Het einde van glyfosaat lijkt in zicht. Chemiereus Bayer test een vervanger voor de omstreden onkruidbestrijder. Is dat goed nieuws?
Het moment is opmerkelijk: terwijl glyfosaat veel velden weer geel kleurt in plaats van groen vertelde Bayer-topman Bill Anderson afgelopen weekeinde in de Duitse krant Frankfurter Algemeine dat de pesticidenfabrikant een alternatief voor het middel aan het testen is. Het bedrijf wil dit al over vier jaar op de markt brengen.
Glyfosaat is omstreden. Wetenschappers sluiten niet uit dat de werkzame stof in onkruidbestrijdingsmiddelen kankerverwekkend is, het DNA kan beschadigen of de voortplanting kan hinderen. Ook zou glyfosaat indirect kunnen bijdragen aan hersenbeschadigingen als de ziekte van Parkinson, al is daar geen sluitend bewijs voor. Consumenten mogen het in Nederland niet meer gebruiken en ook overheden moeten de openbare ruimte op een andere manier onkruidvrij maken.

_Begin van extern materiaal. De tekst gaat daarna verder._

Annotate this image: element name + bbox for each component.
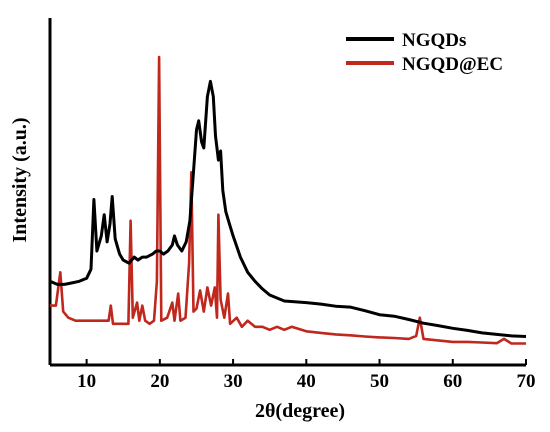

Toch verlengde de Europese Commissie de toelating van glyfosaat voor gebruik in de Europese landbouw afgelopen november met tien jaar, omdat dit gebruik volgens de Europese autoriteit voor voedselveiligheid EFSA niet onveilig is voor de gezondheid van mensen en dieren en niet schadelijk voor het milieu.
Adema
De commissie hakte de knoop door omdat veel Europese lidstaten zich van stemming onthielden. Ook de Nederlandse landbouwminister Piet Adema deed dat, hoewel de Tweede Kamer hem had opgeroepen tegen te stemmen. Actiegroep Pesticide Action Network Europe wil via de rechter alsnog een verbod afdwingen.
Akkerbouwers gebruiken glyfosaat in deze tijd van het jaar om de zogeheten vanggewassen op hun akkers plat te spuiten, waardoor ze geel kleuren. Vanggewassen heten zo omdat ze voorkomen dat meststoffen als nitraat, die zijn gebruikt om mais goed te laten groeien, uitspoelen in de grond en terechtkomen in de sloot. Boeren moeten daarom na de oogst bijvoorbeeld wintertarwe inzaaien, die in het voorjaar niet meer nodig is en dus als onkruid mag worden verdelgd.
Bayer zoekt dus een alternatief voor de onkruidverdelger. De Duitse chemiereus heeft vooral in de Verenigde Staten te maken met rechtszaken tegen RoundUp, het bekendste middel met glyfosaat. Bayer wint deze zaken doorgaans, maar heeft er wel miljarden euro’s voor gereserveerd.
Monsanto
RoundUp is een van de paradepaardjes van Monsanto, het Amerikaanse chemiebedrijf dat verder vooral bekend is door genetische manipulatie van plantencellen. Bayer nam Monsanto in 2018 over en kreeg daarmee dus ook RoundUp in handen. En misschien kocht de Duitse medicijnen- en pesticidenproducent daarmee een kat in de zak, al zal niemand bij het bedrijf dat openlijk toegeven.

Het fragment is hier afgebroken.